Now with the calendar flipping to 2021, things seem to be turning around for Adams too. He’s put together a great camp, making splashy plays with both rookie quarterback Justin Fields and Andy Dalton. That play has translated in the Bears’ two preseason games too. But the cherry on top has to be his new daughter, Brexleigh, who was born the night before the second preseason game against the Bills.
“Given what I have gone through, just getting to this point is a huge, huge goal and accomplishment for me,” Adams said. “Stepping away for two seasons and then coming back and being at this part of camp and having the two games that I’ve had, it’s huge. I mean, I don’t want to say not a lot of people can do it, but at the same time not a lot of people are strong enough to stay the course, to get to this point. So I mean, I’m just blessed to be here. I’m just really blessed to be here.”
Adams’ coaches and teammates have noticed he isn’t taking this second chance at football for granted, too.

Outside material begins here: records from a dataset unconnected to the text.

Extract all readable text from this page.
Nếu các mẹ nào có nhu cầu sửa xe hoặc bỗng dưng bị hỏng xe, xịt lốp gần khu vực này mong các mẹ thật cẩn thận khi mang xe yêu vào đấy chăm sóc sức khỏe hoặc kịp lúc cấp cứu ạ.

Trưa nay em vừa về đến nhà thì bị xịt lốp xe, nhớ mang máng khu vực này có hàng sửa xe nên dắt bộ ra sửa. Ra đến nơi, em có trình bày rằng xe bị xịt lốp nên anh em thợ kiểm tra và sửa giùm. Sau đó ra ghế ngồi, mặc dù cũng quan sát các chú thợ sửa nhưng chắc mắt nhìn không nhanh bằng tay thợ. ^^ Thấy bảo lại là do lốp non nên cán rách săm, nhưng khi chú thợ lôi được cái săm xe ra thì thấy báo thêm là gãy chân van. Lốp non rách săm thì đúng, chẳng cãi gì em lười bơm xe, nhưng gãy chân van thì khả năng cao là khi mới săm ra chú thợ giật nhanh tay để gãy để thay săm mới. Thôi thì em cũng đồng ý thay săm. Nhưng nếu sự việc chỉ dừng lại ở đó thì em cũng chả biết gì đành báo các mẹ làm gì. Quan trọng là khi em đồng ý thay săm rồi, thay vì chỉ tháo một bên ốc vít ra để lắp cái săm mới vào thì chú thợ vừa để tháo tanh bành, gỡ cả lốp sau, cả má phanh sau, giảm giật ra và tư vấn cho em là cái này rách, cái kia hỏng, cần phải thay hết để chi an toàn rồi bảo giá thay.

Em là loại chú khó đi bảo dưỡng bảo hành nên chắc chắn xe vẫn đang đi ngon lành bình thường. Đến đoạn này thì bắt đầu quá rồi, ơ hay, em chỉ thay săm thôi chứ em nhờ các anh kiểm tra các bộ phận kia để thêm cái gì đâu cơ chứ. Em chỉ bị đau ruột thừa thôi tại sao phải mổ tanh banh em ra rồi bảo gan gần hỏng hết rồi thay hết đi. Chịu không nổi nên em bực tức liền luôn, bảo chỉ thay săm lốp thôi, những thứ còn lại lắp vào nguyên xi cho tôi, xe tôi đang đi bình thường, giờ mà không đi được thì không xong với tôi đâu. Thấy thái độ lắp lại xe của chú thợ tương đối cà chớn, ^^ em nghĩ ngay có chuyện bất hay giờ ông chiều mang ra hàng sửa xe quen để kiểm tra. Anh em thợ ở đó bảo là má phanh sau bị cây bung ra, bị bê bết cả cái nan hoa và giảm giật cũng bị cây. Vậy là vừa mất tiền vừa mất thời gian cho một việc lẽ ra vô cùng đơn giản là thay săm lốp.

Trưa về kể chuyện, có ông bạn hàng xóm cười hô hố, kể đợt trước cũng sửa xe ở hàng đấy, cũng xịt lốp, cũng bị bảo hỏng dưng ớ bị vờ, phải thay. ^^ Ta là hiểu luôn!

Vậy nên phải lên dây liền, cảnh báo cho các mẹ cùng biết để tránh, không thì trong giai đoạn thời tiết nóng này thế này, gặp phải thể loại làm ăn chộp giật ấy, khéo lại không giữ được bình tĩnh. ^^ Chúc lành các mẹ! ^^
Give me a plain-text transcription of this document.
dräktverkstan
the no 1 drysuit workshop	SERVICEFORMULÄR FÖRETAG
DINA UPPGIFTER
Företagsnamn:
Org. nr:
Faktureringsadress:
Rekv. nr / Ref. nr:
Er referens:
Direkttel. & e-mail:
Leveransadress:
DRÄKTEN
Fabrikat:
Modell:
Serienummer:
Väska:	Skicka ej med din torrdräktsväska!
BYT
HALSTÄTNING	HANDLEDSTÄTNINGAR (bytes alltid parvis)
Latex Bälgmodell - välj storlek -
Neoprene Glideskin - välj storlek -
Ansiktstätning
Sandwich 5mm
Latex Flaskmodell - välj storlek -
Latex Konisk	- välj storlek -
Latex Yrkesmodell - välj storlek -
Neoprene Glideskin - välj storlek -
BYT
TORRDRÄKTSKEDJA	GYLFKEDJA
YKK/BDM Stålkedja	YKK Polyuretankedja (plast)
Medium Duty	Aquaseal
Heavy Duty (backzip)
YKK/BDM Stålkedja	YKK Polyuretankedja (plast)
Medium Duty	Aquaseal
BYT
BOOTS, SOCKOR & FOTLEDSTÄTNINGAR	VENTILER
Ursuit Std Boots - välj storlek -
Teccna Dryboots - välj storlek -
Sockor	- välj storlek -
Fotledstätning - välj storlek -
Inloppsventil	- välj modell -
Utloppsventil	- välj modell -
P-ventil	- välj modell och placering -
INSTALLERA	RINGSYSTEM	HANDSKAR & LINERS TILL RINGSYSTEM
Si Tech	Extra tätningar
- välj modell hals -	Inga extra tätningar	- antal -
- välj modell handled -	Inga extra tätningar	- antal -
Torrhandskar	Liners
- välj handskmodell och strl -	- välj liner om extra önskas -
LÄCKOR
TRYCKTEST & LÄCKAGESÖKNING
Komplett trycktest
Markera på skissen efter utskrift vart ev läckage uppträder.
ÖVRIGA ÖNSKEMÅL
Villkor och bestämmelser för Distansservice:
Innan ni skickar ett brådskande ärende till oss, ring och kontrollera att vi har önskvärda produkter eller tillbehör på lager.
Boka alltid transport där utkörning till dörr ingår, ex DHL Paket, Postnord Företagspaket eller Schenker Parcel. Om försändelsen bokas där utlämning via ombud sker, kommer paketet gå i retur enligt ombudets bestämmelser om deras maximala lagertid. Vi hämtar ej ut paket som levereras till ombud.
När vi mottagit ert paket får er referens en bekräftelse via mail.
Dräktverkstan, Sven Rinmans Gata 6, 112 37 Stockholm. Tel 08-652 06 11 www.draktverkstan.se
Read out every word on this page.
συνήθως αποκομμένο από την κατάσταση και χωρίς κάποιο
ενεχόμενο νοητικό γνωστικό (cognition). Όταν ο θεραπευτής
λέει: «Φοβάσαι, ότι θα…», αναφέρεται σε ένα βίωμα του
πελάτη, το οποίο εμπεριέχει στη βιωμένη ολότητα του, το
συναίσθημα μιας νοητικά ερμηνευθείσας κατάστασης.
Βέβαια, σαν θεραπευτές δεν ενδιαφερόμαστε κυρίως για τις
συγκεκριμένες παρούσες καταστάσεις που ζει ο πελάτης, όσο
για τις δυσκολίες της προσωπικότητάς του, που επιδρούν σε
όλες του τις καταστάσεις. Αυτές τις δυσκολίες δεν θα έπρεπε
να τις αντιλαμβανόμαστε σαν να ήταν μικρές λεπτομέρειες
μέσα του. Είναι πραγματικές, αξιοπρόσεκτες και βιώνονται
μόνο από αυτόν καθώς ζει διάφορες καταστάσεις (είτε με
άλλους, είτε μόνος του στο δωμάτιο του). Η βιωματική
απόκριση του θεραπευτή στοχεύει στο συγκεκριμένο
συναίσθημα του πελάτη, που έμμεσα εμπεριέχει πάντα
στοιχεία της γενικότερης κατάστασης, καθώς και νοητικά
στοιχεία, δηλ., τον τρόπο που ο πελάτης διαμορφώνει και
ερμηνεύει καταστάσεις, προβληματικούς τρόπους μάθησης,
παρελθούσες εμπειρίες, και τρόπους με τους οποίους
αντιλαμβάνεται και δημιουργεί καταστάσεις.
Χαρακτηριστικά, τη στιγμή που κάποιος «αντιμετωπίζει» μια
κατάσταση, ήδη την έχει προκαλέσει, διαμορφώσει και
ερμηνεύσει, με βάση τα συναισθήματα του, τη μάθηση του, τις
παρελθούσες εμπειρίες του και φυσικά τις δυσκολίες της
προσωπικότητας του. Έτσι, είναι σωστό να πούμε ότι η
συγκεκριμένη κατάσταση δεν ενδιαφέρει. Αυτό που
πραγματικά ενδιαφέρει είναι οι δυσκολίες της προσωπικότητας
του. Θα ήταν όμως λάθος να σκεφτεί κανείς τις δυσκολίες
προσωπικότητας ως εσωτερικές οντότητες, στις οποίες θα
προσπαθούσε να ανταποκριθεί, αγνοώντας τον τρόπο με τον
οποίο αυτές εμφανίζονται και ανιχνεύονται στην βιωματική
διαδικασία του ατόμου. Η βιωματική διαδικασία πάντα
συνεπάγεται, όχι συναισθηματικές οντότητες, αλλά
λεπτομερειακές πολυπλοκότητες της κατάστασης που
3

“He’s a really humble kid,” Nagy said. “He’s very appreciative of this opportunity. I think coach Furrey’s done a great job of developing him and giving him opportunities. To Rodney’s credit, he’s taken advantage of it and he’s had now back-to-back games, two phenomenal catches, special catches. You root for guys like that. He’s obviously, too, going through some things and just having a baby and not sleeping much. It just shows his resiliency but I like where he’s at.”
“Obviously he has a lot of talent,” said Robinson. “He was drafted into this league. Him being able to really improve and chisel away at some of the things that he did well and being able to fine-tune his game. He's the person that goes into work each and every day.”
When asked what gives him the strength to push through and continue to fight for a job in the NFL, Adams said it all comes back to his late mother.
“She would’ve wanted the world for me,” Adams said. “Just honoring her and fighting back— being back in the NFL. Her not being able to see me play college football and play down in the league, it’s all for her. So now she has to share that spot with Brexleigh, but just staying strong, you know?”
Now, that fight for a roster spot seems as real as ever. He’s put in the work and has done enough to put himself in the thick of the competition at wide receiver, alongside guys who have NFL gameday experience, like Wims and Ridley. But with final cuts fast approaching and his dream within reach again, Adams says he tries not to think about it.
“I'm trying to get 100% better every single day, I'm not thinking about 10 days ahead,” Adams said. “What's the challenge tomorrow? What's the challenge the next day? I'm not thinking 10 days ahead, I'm thinking what's going to happen tomorrow.”